Bila kita perhatikan berbagai karakteristik DBD tersebut di atas, gejala yang paling awal muncul setelah terinfeksi dengue adalah demam tinggi yang mencapai 39-40 derajat Celsius. Sedangkah gejala lain yang bisa dipantau seperti ruam baru terlihat ketika virus telah berkembang lebih jauh. Khusus pada anak Balita, gejalan lain seperti nyeri, mual, dll., terkadang tidak tersampaikan dengan jelas kepada orang tua sebagai penanggung jawab utama akan status kesehatannya.

Celakanya lagi, demam bukan satu-satunya tanda/gejala yang disebakan oleh virus DBD. Seorang bisa saja demam akibat flu, kurang cairan, infeksi pada luka, dan masih banyak kemungkinan lainnya. Bahkan masih banyak masyarakat yang meyakini mitos, bahwa anak bayi yang demam bisa terjadi akibat pertumbuhan gigi baru atau ketika usianya genap 1 bulan, 2 bulan, dan seterusnya.

Bayangkan ketika anak-anak seperti itu mengalami infeksi virus dengue, ketika sudah muncul gejala demam, orang tua masih menganggap itu hanya demam biasa. Artinya tidak perlu mencari pertolongan ke rumah sakit, nanti bisa sembuh dengan sendirinya.
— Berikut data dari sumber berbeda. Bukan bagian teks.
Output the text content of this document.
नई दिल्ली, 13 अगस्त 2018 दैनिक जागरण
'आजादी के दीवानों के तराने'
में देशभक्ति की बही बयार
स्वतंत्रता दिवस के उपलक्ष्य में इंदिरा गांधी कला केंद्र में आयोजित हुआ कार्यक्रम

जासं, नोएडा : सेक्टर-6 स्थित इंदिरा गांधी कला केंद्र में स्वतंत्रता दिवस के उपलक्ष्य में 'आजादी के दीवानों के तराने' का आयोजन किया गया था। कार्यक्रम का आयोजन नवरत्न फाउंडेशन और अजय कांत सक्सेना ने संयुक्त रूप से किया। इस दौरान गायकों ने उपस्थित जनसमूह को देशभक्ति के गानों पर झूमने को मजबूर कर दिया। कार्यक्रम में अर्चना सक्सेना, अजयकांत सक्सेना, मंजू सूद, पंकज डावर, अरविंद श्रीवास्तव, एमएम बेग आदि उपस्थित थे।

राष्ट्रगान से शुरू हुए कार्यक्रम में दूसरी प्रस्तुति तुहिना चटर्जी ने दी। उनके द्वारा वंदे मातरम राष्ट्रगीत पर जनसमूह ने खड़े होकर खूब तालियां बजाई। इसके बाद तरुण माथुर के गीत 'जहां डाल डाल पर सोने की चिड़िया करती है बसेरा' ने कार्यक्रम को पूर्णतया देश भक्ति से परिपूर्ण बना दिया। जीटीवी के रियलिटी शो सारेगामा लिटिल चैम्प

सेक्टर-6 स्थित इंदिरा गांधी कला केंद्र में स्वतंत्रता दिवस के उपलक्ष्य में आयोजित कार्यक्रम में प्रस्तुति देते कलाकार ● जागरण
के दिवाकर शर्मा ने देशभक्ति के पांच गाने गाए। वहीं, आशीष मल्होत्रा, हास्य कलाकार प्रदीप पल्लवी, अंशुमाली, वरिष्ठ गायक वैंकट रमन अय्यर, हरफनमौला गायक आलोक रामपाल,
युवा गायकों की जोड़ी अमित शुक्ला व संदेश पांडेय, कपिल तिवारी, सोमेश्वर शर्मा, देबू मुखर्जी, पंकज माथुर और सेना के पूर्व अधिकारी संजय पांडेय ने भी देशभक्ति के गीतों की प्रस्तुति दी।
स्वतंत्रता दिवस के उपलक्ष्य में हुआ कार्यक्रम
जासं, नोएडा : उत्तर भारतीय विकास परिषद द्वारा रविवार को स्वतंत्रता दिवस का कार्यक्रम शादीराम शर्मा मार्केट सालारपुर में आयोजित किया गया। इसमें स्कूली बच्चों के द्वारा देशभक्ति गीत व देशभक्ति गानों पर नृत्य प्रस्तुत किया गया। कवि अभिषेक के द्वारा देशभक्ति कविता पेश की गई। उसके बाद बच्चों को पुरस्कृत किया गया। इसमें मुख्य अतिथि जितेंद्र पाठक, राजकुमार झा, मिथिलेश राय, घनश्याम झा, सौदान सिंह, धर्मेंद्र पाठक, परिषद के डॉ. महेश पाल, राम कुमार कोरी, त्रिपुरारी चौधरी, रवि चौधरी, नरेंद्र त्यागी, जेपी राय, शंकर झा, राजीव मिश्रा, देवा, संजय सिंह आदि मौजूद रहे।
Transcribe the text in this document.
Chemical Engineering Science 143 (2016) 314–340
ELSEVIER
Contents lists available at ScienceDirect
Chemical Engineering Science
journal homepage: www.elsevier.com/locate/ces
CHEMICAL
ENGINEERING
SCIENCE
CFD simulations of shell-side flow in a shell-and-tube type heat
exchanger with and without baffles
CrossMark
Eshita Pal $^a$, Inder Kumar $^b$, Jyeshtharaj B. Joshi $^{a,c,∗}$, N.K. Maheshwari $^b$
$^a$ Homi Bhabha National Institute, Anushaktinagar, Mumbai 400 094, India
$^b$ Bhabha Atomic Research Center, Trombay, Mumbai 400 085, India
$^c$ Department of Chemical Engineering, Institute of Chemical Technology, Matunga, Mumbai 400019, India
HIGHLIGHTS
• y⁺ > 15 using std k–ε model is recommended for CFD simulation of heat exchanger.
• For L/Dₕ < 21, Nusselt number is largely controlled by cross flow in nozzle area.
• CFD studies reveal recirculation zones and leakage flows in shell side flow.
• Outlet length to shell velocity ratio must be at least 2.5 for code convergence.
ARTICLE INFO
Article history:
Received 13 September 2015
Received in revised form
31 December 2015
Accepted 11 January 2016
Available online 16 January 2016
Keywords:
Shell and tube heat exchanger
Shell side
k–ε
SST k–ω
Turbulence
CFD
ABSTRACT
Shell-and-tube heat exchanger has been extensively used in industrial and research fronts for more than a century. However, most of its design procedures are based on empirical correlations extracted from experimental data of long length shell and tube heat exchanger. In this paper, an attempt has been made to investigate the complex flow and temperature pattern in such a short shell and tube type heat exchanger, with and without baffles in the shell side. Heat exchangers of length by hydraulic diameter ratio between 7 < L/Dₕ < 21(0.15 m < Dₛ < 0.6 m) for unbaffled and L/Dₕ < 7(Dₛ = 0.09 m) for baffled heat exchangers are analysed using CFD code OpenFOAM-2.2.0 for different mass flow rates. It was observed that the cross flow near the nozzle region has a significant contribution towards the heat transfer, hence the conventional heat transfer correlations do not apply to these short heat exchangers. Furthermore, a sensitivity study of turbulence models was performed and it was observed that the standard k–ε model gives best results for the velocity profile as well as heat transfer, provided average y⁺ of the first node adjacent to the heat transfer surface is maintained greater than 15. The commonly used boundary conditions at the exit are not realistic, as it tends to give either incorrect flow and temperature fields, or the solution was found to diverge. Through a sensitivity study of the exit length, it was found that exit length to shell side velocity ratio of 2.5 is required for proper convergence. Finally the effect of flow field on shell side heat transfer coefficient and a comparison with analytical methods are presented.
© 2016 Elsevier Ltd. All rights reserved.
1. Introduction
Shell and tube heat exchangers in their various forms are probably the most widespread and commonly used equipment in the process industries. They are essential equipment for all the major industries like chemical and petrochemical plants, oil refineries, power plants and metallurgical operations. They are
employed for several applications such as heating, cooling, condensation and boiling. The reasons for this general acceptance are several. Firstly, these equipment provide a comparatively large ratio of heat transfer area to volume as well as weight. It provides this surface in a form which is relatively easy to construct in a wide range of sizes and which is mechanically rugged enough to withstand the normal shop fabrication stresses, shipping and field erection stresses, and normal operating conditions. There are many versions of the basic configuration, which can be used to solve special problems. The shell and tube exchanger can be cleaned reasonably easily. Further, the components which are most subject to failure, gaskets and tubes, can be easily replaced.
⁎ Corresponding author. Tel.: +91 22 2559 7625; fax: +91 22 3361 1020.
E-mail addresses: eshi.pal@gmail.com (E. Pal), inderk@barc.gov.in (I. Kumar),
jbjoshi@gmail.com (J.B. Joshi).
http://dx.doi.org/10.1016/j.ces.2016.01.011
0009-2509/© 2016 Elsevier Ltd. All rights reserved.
Ketika kondisinya makin memburuk, terlihat makin lemah, barulah buru-buru cari pertolongan. Bila anak tersebut sudah masuk pada fase kritis tanpa penanganan yang memadai, maka besar kemungkinan akan berakibat fatal.

Karena itu penulis menganjurkan, sebaiknya gejalan demam yang terjadi pada anak, -khususnya Balita- selama musim hujan, selalu dicurigai sebagai tanda awal DBD. Supaya bisa memastikannya, maka tidak ada pilihan lain, harus mencari fasilitas kesehatan yang memadai. Diagnosis DBD yang pasti dan sahih, hanya bisa dilakukan dengan pemeriksaan laboratorium.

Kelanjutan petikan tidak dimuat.